Reputation: 13626
I'm trying to move my validations to a module. I want to extend an existing object an aribtrary set of validators, but I'm struggling to figure out how to get them to execute. Any ideas?
Active Record Object
class Test < ActiveRecord::Base
has_many :resources
end
Validator
module TestValidator
extend ActiveSupport::Concern
included do
validates_associated :resources
end
end
Console
t = Test.new
t.extend TestValidator
t.valid?
# true ... should be false
Upvotes: 3
Views: 3936
Reputation: 1281
I hope this can help
6.1 Custom Validators Custom validators are classes that extend ActiveModel::Validator. These classes must implement a validate method which takes a record as an argument and performs the validation on it. The custom validator is called using the validates_with method.
class MyValidator < ActiveModel::Validator
def validate(record)
unless record.name.starts_with? 'X'
record.errors[:name] << 'Need a name starting with X please!'
end
end
end
class Person
include ActiveModel::Validations
validates_with MyValidator
end
The easiest way to add custom validators for validating individual attributes is with the convenient ActiveModel::EachValidator.

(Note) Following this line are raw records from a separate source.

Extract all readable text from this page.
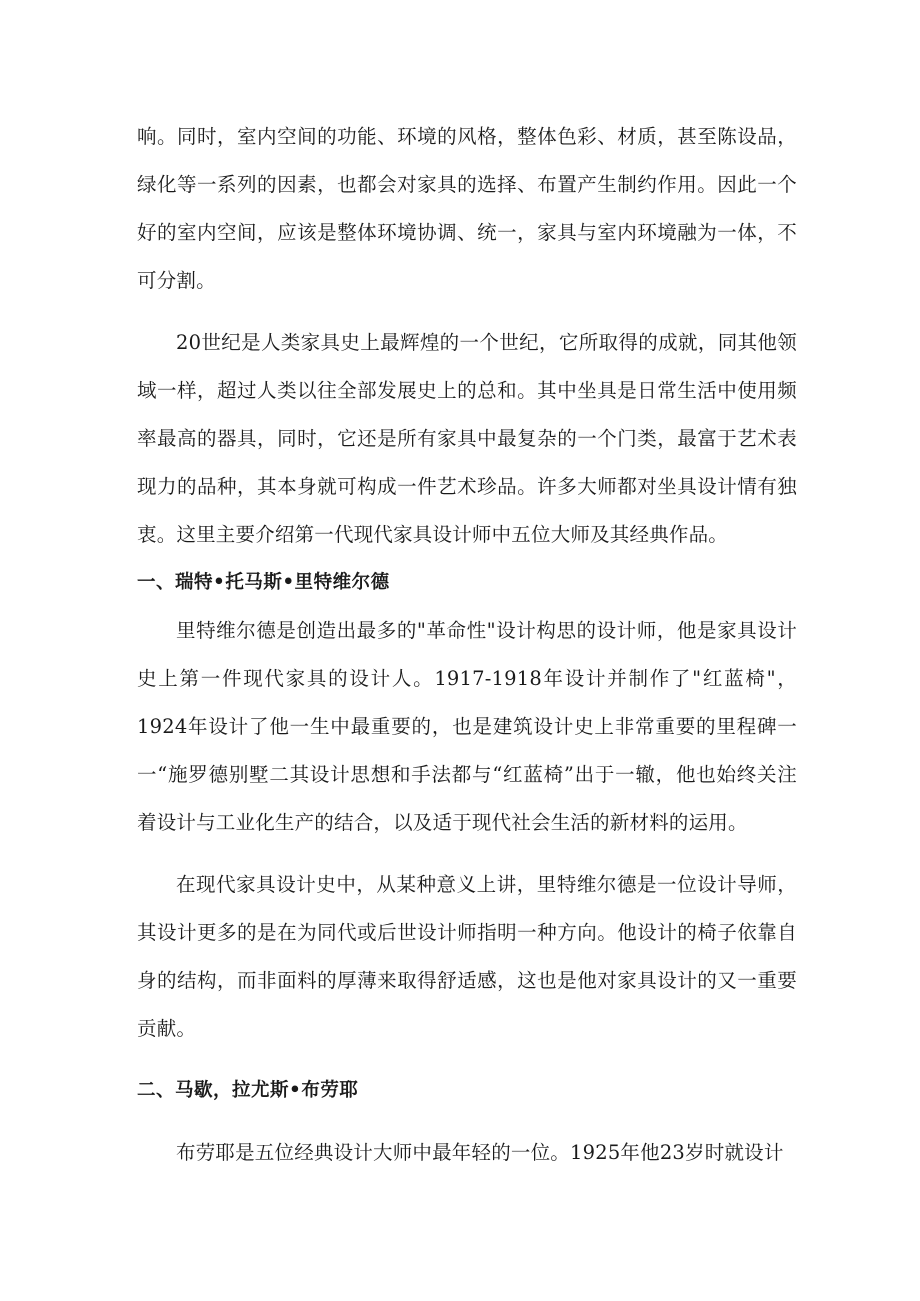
响。同时，室内空间的功能、环境的风格，整体色彩、材质，甚至陈设品，绿化等一系列的因素，也都会对家具的选择、布置产生制约作用。因此一个好的室内空间，应该是整体环境协调、统一，家具与室内环境融为一体，不可分割。

20世纪是人类家具史上最辉煌的一个世纪，它所取得的成就，同其他领域一样，超过人类以往全部发展史上的总和。其中坐具是日常生活中使用频率最高的器具，同时，它还是所有家具中最复杂的一个门类，最富于艺术表现力的品种，其本身就可构成一件艺术珍品。许多大师都对坐具设计情有独衷。这里主要介绍第一代现代家具设计师中五位大师及其经典作品。

一、瑞特•托马斯•里特维尔德

里特维尔德是创造出最多的"革命性"设计构思的设计师，他是家具设计史上第一件现代家具的设计人。1917-1918年设计并制作了"红蓝椅"，1924年设计了他一生中最重要的，也是建筑设计史上非常重要的里程碑一一“施罗德别墅二其设计思想和手法都与“红蓝椅”出于一辙，他也始终关注着设计与工业化生产的结合，以及适于现代社会生活的新材料的运用。

在现代家具设计史中，从某种意义上讲，里特维尔德是一位设计导师，其设计更多的是在为同代或后世设计师指明一种方向。他设计的椅子依靠自身的结构，而非面料的厚薄来取得舒适感，这也是他对家具设计的又一重要贡献。

二、马歇，拉尤斯•布劳耶

布劳耶是五位经典设计大师中最年轻的一位。1925年他23岁时就设计
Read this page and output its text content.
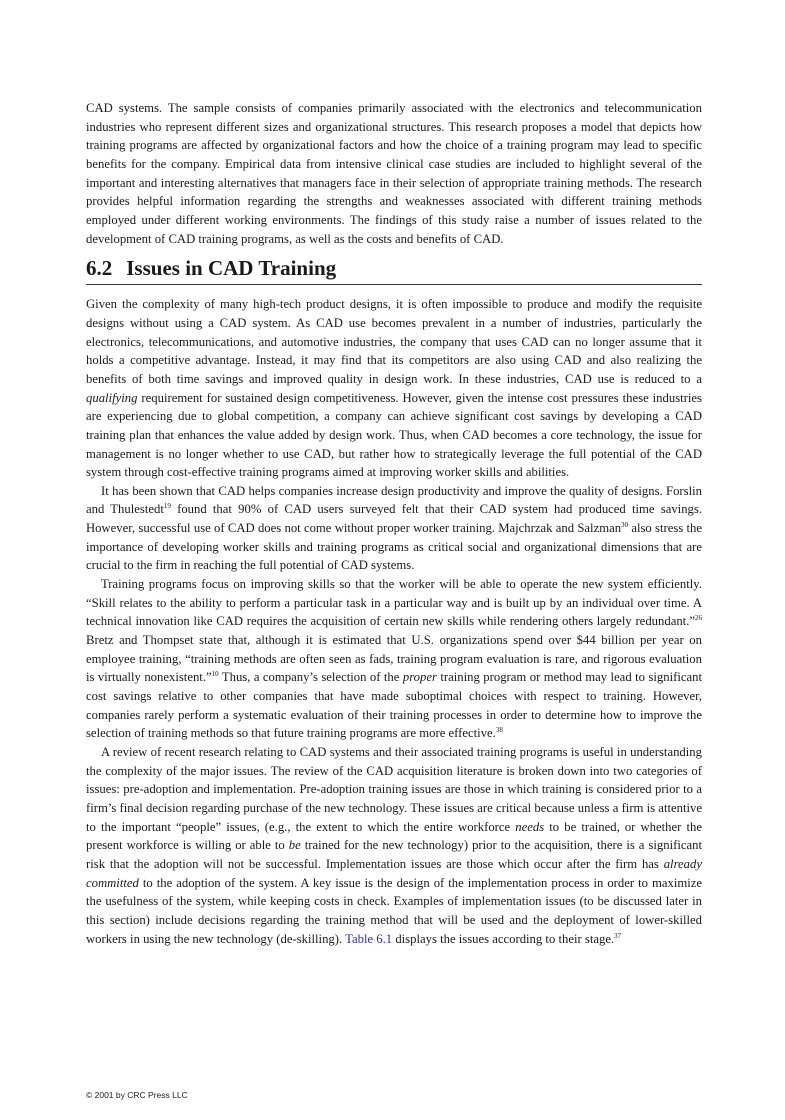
CAD systems. The sample consists of companies primarily associated with the electronics and telecommunication industries who represent different sizes and organizational structures. This research proposes a model that depicts how training programs are affected by organizational factors and how the choice of a training program may lead to specific benefits for the company. Empirical data from intensive clinical case studies are included to highlight several of the important and interesting alternatives that managers face in their selection of appropriate training methods. The research provides helpful information regarding the strengths and weaknesses associated with different training methods employed under different working environments. The findings of this study raise a number of issues related to the development of CAD training programs, as well as the costs and benefits of CAD.

6.2 Issues in CAD Training

Given the complexity of many high-tech product designs, it is often impossible to produce and modify the requisite designs without using a CAD system. As CAD use becomes prevalent in a number of industries, particularly the electronics, telecommunications, and automotive industries, the company that uses CAD can no longer assume that it holds a competitive advantage. Instead, it may find that its competitors are also using CAD and also realizing the benefits of both time savings and improved quality in design work. In these industries, CAD use is reduced to a qualifying requirement for sustained design competitiveness. However, given the intense cost pressures these industries are experiencing due to global competition, a company can achieve significant cost savings by developing a CAD training plan that enhances the value added by design work. Thus, when CAD becomes a core technology, the issue for management is no longer whether to use CAD, but rather how to strategically leverage the full potential of the CAD system through cost-effective training programs aimed at improving worker skills and abilities.

It has been shown that CAD helps companies increase design productivity and improve the quality of designs. Forslin and Thulestedt$^{19}$ found that 90% of CAD users surveyed felt that their CAD system had produced time savings. However, successful use of CAD does not come without proper worker training. Majchrzak and Salzman$^{30}$ also stress the importance of developing worker skills and training programs as critical social and organizational dimensions that are crucial to the firm in reaching the full potential of CAD systems.

Training programs focus on improving skills so that the worker will be able to operate the new system efficiently. “Skill relates to the ability to perform a particular task in a particular way and is built up by an individual over time. A technical innovation like CAD requires the acquisition of certain new skills while rendering others largely redundant.”$^{26}$ Bretz and Thompset state that, although it is estimated that U.S. organizations spend over $44 billion per year on employee training, “training methods are often seen as fads, training program evaluation is rare, and rigorous evaluation is virtually nonexistent.”$^{10}$ Thus, a company’s selection of the proper training program or method may lead to significant cost savings relative to other companies that have made suboptimal choices with respect to training. However, companies rarely perform a systematic evaluation of their training processes in order to determine how to improve the selection of training methods so that future training programs are more effective.$^{38}$

A review of recent research relating to CAD systems and their associated training programs is useful in understanding the complexity of the major issues. The review of the CAD acquisition literature is broken down into two categories of issues: pre-adoption and implementation. Pre-adoption training issues are those in which training is considered prior to a firm’s final decision regarding purchase of the new technology. These issues are critical because unless a firm is attentive to the important “people” issues, (e.g., the extent to which the entire workforce needs to be trained, or whether the present workforce is willing or able to be trained for the new technology) prior to the acquisition, there is a significant risk that the adoption will not be successful. Implementation issues are those which occur after the firm has already committed to the adoption of the system. A key issue is the design of the implementation process in order to maximize the usefulness of the system, while keeping costs in check. Examples of implementation issues (to be discussed later in this section) include decisions regarding the training method that will be used and the deployment of lower-skilled workers in using the new technology (de-skilling). Table 6.1 displays the issues according to their stage.$^{37}$

© 2001 by CRC Press LLC
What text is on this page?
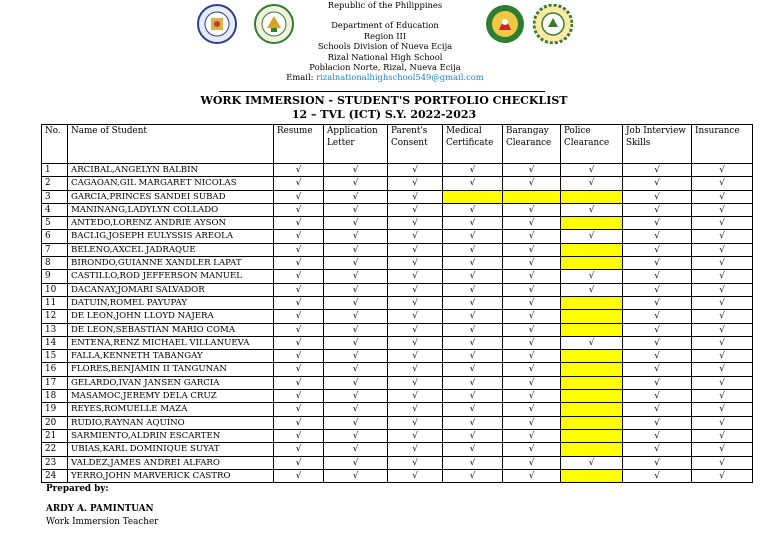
Republic of the Philippines
Department of Education
Region III
Schools Division of Nueva Ecija
Rizal National High School
Poblacion Norte, Rizal, Nueva Ecija
Email: rizalnationalhighschool549@gmail.com
WORK IMMERSION - STUDENT'S PORTFOLIO CHECKLIST
12 – TVL (ICT) S.Y. 2022-2023
No.	Name of Student	Resume	Application Letter	Parent's Consent	Medical Certificate	Barangay Clearance	Police Clearance	Job Interview Skills	Insurance
1	ARCIBAL,ANGELYN BALBIN	√	√	√	√	√	√	√	√
2	CAGAOAN,GIL MARGARET NICOLAS	√	√	√	√	√	√	√	√
3	GARCIA,PRINCES SANDEI SUBAD	√	√	√				√	√
4	MANINANG,LADYLYN COLLADO	√	√	√	√	√	√	√	√
5	ANTEDO,LORENZ ANDRIE AYSON	√	√	√	√	√		√	√
6	BACLIG,JOSEPH EULYSSIS AREOLA	√	√	√	√	√	√	√	√
7	BELENO,AXCEL JADRAQUE	√	√	√	√	√		√	√
8	BIRONDO,GUIANNE XANDLER LAPAT	√	√	√	√	√		√	√
9	CASTILLO,ROD JEFFERSON MANUEL	√	√	√	√	√	√	√	√
10	DACANAY,JOMARI SALVADOR	√	√	√	√	√	√	√	√
11	DATUIN,ROMEL PAYUPAY	√	√	√	√	√		√	√
12	DE LEON,JOHN LLOYD NAJERA	√	√	√	√	√		√	√
13	DE LEON,SEBASTIAN MARIO COMA	√	√	√	√	√		√	√
14	ENTENA,RENZ MICHAEL VILLANUEVA	√	√	√	√	√	√	√	√
15	FALLA,KENNETH TABANGAY	√	√	√	√	√		√	√
16	FLORES,BENJAMIN II TANGUNAN	√	√	√	√	√		√	√
17	GELARDO,IVAN JANSEN GARCIA	√	√	√	√	√		√	√
18	MASAMOC,JEREMY DELA CRUZ	√	√	√	√	√		√	√
19	REYES,ROMUELLE MAZA	√	√	√	√	√		√	√
20	RUDIO,RAYNAN AQUINO	√	√	√	√	√		√	√
21	SARMIENTO,ALDRIN ESCARTEN	√	√	√	√	√		√	√
22	UBIAS,KARL DOMINIQUE SUYAT	√	√	√	√	√		√	√
23	VALDEZ,JAMES ANDREI ALFARO	√	√	√	√	√	√	√	√
24	YERRO,JOHN MARVERICK CASTRO	√	√	√	√	√		√	√
Prepared by:
ARDY A. PAMINTUAN
Work Immersion Teacher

In this case, the custom validator class must implement a validate_each method which takes three arguments: record, attribute and value which correspond to the instance, the attribute to be validated and the value of the attribute in the passed instance.
class EmailValidator < ActiveModel::EachValidator
def validate_each(record, attribute, value)
unless value =~ /\A([^@\s]+)@((?:[-a-z0-9]+\.)+[a-z]{2,})\z/i
record.errors[attribute] << (options[:message] || "is not an email")
end
end
end
class Person < ActiveRecord::Base
validates :email, :presence => true, :email => true
end
As shown in the example, you can also combine standard validations with your own custom validators.